On July 18, 2013, FERC issued a report on its audit of Salt River Project Agricultural Improvement and Power District (SRP). This audit commenced on November 15, 2011, and it reviewed SRP’s compliance with the NERC reliability standards for the entire period from June 18, 2007 (when the reliability standards became mandatory and enforceable) until March 14, 2013. According to the audit report, the focus of the audit was on the last two years.
This audit is one of a handful of reliability standards audits conducted almost exclusively by FERC staff. In fact, the audit report does not mention any participation by NERC. The report does indicate that FERC staff conferred with NERC’s regional entity, the Western Electric Coordinating Council (WECC), to obtain background information concerning “SRP’s reliability history, risk areas, and other areas of concern.” However, there is no indication that NERC staff or WECC staff were involved in the site visits or other aspects of the audit or that NERC or WECC concurred in the FERC staff’s audit findings.

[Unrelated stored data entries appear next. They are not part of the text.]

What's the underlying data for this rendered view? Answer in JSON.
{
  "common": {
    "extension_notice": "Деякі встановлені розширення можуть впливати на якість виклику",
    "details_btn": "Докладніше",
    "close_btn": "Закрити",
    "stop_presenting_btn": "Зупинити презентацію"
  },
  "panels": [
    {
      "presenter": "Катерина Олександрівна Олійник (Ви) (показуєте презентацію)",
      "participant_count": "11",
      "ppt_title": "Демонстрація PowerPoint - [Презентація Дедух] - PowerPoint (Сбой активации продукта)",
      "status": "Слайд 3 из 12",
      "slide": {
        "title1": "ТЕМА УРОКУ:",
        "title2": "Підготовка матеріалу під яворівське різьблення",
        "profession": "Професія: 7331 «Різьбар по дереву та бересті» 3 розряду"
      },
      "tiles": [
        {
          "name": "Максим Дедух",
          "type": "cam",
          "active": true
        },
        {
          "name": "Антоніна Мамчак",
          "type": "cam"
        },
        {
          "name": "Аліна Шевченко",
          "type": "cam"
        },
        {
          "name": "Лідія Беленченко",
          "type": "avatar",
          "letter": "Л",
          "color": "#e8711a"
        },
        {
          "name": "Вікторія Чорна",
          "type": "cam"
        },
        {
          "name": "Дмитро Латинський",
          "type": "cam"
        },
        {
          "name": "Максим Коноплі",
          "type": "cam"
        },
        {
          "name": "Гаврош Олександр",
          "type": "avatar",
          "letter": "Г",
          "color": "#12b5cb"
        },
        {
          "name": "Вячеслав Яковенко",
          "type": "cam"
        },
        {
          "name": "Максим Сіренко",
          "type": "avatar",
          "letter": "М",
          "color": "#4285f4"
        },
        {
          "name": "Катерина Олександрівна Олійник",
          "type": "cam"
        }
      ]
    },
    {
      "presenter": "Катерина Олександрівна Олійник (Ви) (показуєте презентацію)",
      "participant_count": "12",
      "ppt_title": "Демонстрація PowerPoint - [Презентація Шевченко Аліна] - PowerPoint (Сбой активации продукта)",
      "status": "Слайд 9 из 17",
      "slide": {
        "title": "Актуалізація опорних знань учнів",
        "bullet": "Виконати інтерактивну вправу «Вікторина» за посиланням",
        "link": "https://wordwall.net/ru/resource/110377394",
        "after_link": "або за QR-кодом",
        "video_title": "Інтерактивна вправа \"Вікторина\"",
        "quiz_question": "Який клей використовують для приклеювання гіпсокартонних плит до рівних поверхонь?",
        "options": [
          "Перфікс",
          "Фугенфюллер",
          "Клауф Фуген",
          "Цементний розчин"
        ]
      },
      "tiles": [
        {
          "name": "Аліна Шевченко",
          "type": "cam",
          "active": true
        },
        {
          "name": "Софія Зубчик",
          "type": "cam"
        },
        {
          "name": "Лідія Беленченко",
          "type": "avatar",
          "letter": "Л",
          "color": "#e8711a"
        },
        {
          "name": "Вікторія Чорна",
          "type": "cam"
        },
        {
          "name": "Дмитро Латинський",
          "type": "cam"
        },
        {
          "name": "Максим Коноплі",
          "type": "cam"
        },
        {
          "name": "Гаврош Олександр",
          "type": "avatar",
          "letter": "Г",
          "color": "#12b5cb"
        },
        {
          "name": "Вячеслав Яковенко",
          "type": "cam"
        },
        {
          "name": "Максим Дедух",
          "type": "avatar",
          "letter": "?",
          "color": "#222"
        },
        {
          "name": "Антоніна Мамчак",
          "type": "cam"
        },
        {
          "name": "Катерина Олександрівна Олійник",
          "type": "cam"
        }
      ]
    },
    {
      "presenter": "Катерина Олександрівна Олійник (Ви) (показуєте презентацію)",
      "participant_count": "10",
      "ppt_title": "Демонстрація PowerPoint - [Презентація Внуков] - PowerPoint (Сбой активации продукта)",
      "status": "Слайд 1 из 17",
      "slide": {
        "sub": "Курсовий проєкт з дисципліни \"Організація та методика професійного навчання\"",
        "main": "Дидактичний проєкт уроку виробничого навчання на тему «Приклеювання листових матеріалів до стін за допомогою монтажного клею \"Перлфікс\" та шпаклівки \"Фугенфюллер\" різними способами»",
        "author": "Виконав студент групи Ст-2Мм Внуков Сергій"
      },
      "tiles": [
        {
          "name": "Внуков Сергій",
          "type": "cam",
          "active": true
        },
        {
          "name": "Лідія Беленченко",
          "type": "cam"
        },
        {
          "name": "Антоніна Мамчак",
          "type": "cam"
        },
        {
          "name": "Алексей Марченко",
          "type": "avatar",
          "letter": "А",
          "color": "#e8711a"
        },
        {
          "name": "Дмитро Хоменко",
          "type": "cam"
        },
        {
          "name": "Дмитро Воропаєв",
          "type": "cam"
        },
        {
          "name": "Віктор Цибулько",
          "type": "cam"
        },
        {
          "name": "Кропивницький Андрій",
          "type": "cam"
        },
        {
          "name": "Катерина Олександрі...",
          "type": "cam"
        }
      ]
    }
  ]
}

The conduct of this audit appears consistent with other similar independent reliability standards audits conducted by FERC staff. Like the other FERC audits, and unlike compliance audits conducted by NERC’s regional entities, the SRP audit took two years to complete. Also outlined below, the SRP audit report identifies a number of areas in which “SRP could enhance its … compliance” and describes facts that do not appear consistent with certain reliability standards requirements, but it does not explicitly identify or allege any reliability standards violations.
As described in the audit report, FERC audit staff raised concerns and made recommendations in the following areas:
- Although SRP conducted a review of the ports and services of its Critical Cyber Assets that was generally consistent with Reliability Standard CIP-007-3 R2, SRP should not have relied solely on manufacturer documentation of required ports and services for two relays that were too sensitive to be included in electronic port scanning. FERC staff recommended that SRP conduct port scanning on identically configured relays in a lab environment.
- SRP’s cyber security monitoring under Reliability Standard CIP-005-3 R3.2 could be improved by formalizing its process for manual review of access logs to ensure that the manual reviews are conducted on regular time intervals.
- SRP should enhance its cyber security training program required by Reliability Standard CIP-004-3 by including training on networking hardware and software and other issues of electronic connectivity, including specific examples to illustrate how the training applied to each employee’s position; and extending the training to contractors and other service providers who are subject to Reliability Standard CIP-004-3.
- SRP failed to annually test each category of backup media devices or all of the necessary restoration information contained on those back up media devices consistent with Reliability Standard CIP-009-3 R5.
- With respect to SRP’s plan to continue reliability operations in the event a control center outage under Reliability Standard EOP-008-0, SRP should include all 12 of its critical substations in those annual tests, and should expedite its plans to implement redundant communications to these critical substations.
- SRP could improve its operating personnel training under Reliability Standard PER-002-0 by including unit-specific generator characteristics that could be useful in responding to cold weather events and by maintaining complete records of training for newly hired personnel.
- Although SRP enhanced its training of distribution operators with respect to load shedding consistent with Reliability Standards EOP-003-1 R5 and R8, SRP could improve the training by incorporating simulations and drills.
The absence of any findings in this audit report of possible or alleged violations of reliability standards should not be taken as an indication that FERC staff believes that SRP was fully compliant with the reliability standards. As we reported in a blog post in April, Entergy was the subject of a similar audit in 2010, and three years after the issuance of FERC staff’s audit report in which no violations were alleged, FERC disclosed that its auditors referred the matter to FERC’s investigation staff. The subsequent investigation led to a $975,000 penalty against Entergy for 27 reliability standards violations. Given the Entergy precedent, it is possible that this audit report does not reflect FERC’s final conclusions as to whether SRP was compliant with the reliability standards.